QUOTE(lmcchesney @ Jul 25 2004, 02:33 PM)
You must have thought about running a hose from the exhaust to the cab for sampling.
Has the unit been reliable and accurate?
i have, because kinda like a carburetor, a Bosch MFI pump has two "circuits" that control idle and "part-throttle." idle is easy enough to check and correct in the driveway but part-throttle has a long rigamarole that involves long constant-load pulls at 3000 rpm. and naturally, an adjustment to the part-throttle setting affects idle, but not vice versa ... at the moment, i'm going by general performance, fuel economy, and plug reads to have a clue on the part-throttle but i'd really like to have a better handle on it. this is tricky due to the need for a draft-free, exhaust-free environment for the main unit.

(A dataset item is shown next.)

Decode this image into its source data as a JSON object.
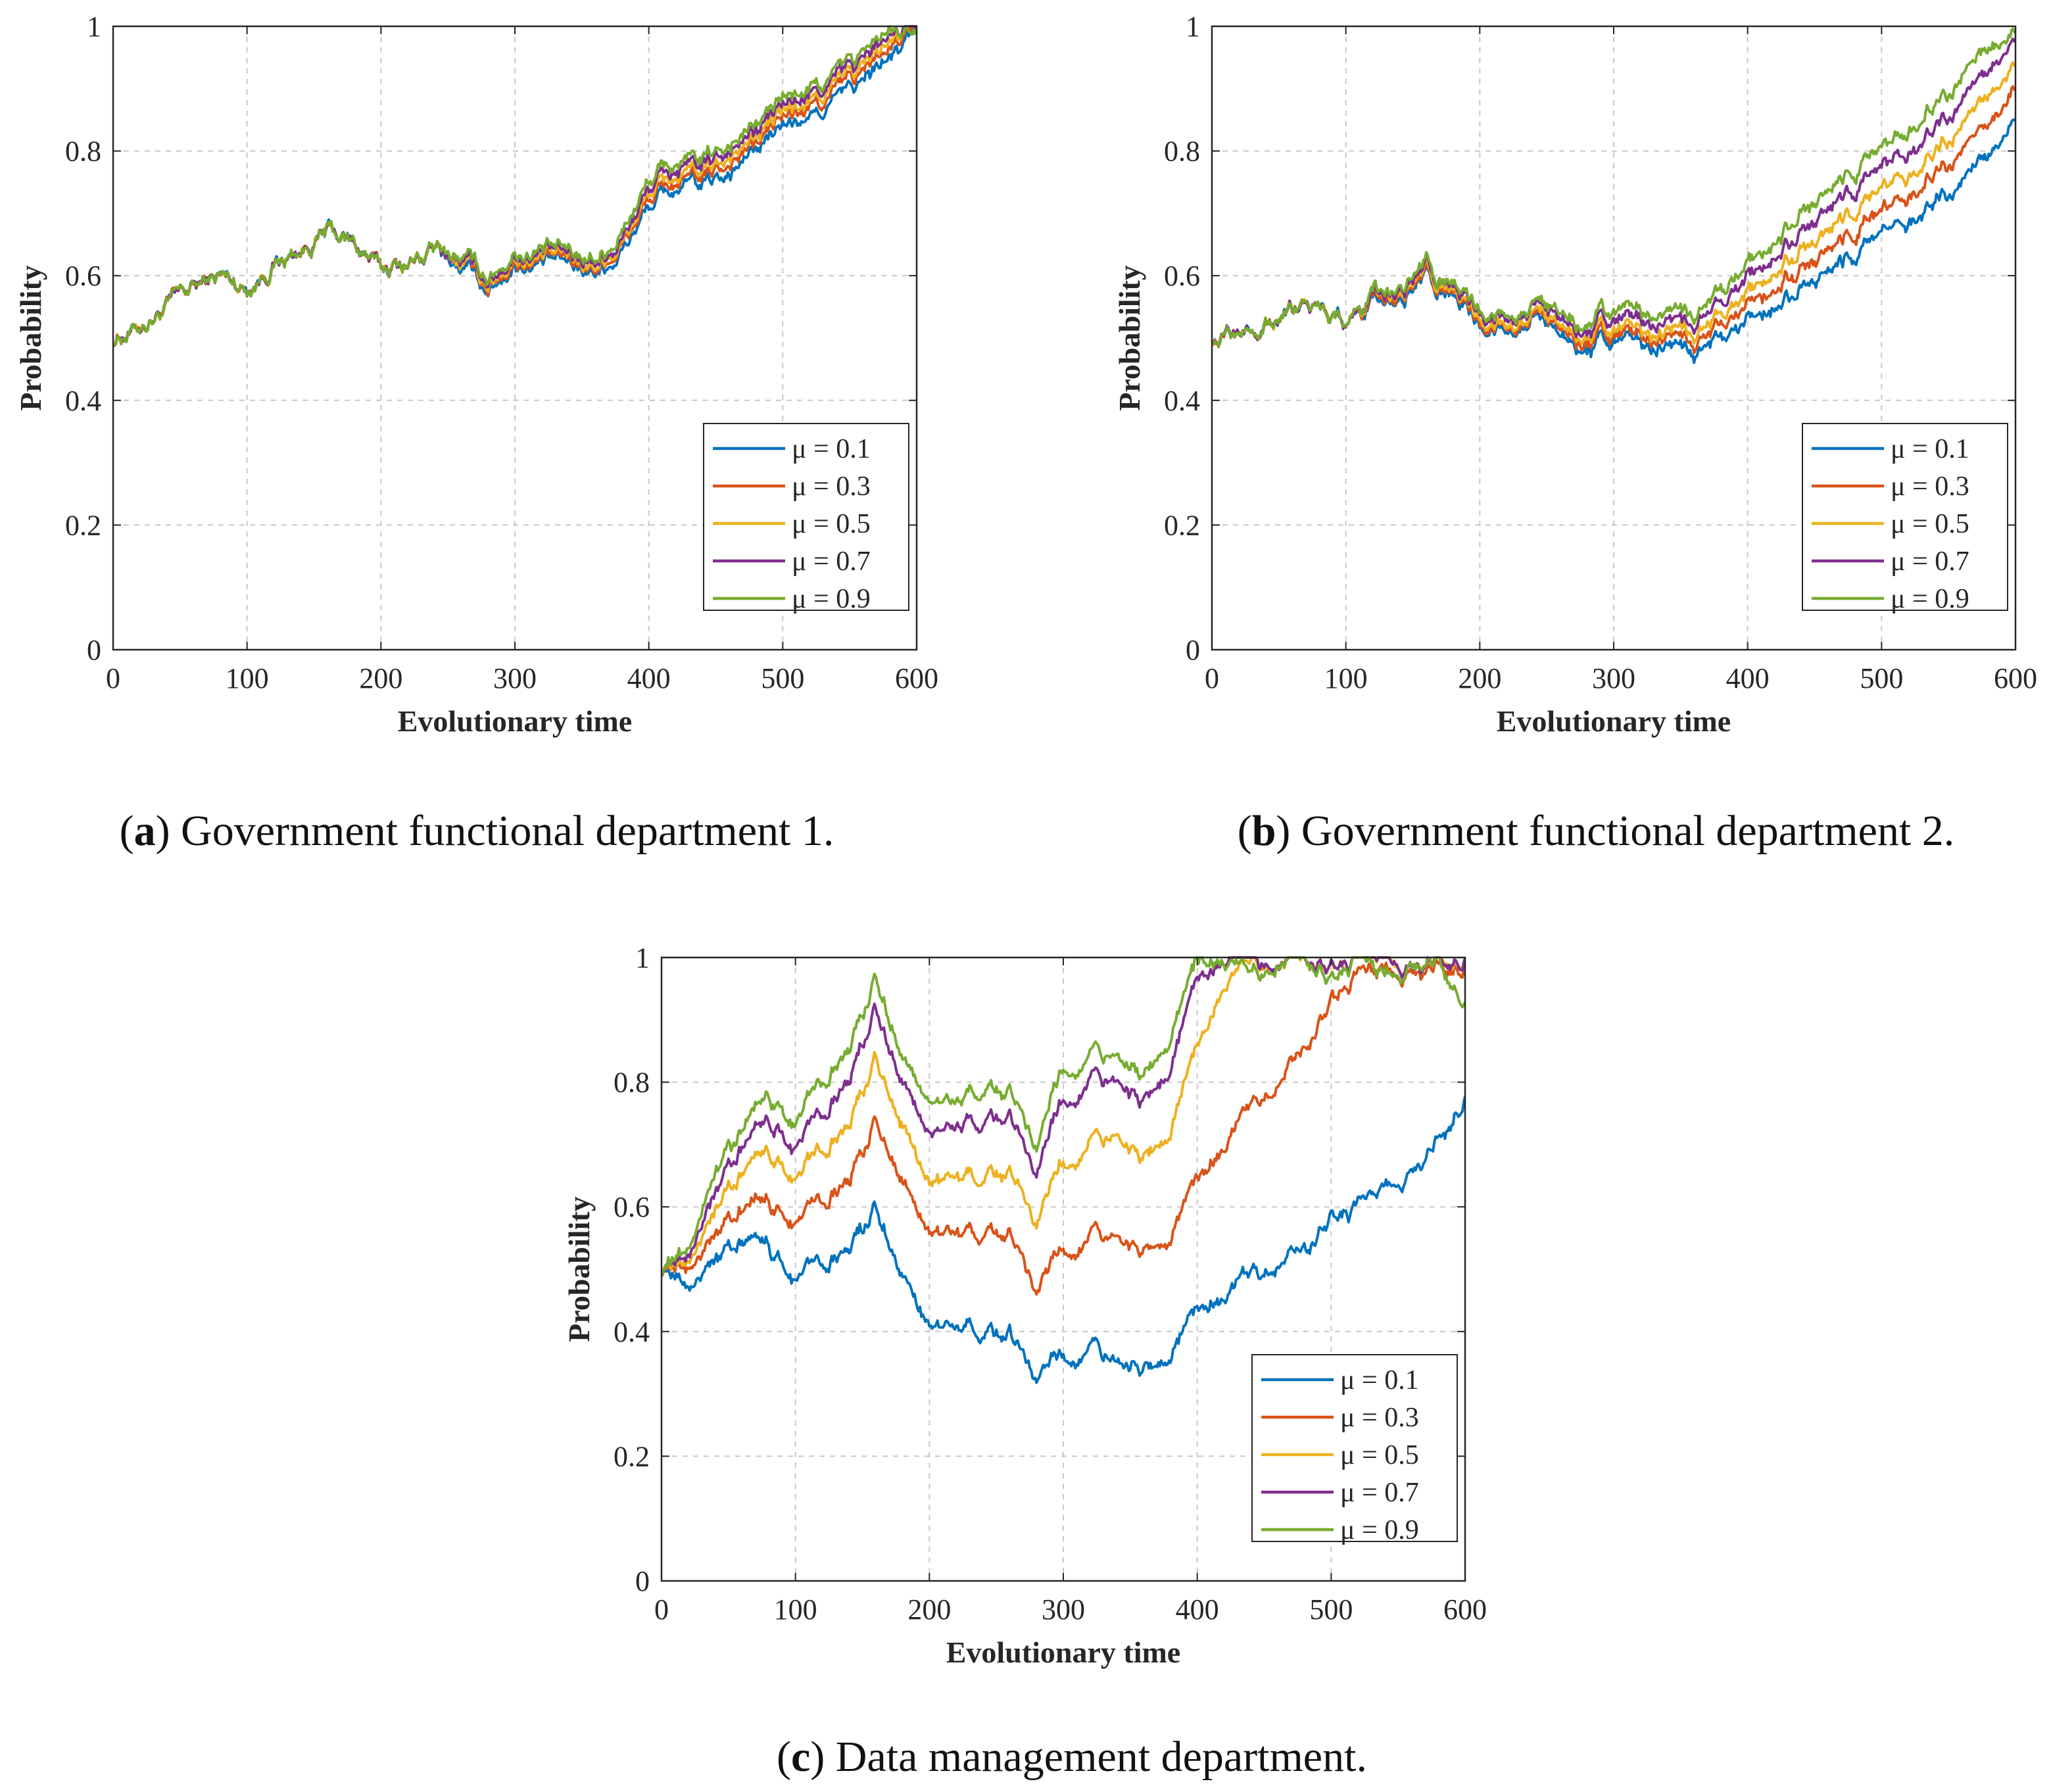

i believe it is pretty accurate, certainly for the price. it -does- tend to drift some, which is the standard complaint. IOW - you calibrate it in free air, make some changes, get your readings, re-compare to free air only to discover that it's drifted a bit. not a lot. but if you're playing "anal retentive tuner" and want EXACTLY 4,5% CO it can take a few tries to have the degree of confidence you want.
it is A LOT more accurate than trying to tune by smell, plug reads, "feeling" the lean-surge/rich-hunt zone, or any other kind of shadetree voodoo tuning. sure, i'd rather have a 5-gas analyzer and rolling-road chassis dyno, but for me trying to get my tune 'on the paper' from the total unknown state i got it, it was worth the money for me. and this is a "known combination" all-spec engine, so pretty much all i need to do is turn the knobs until i get the numbers specified in the factory manual.
it's not like i'm trying to dial in a whole new setup (yet...).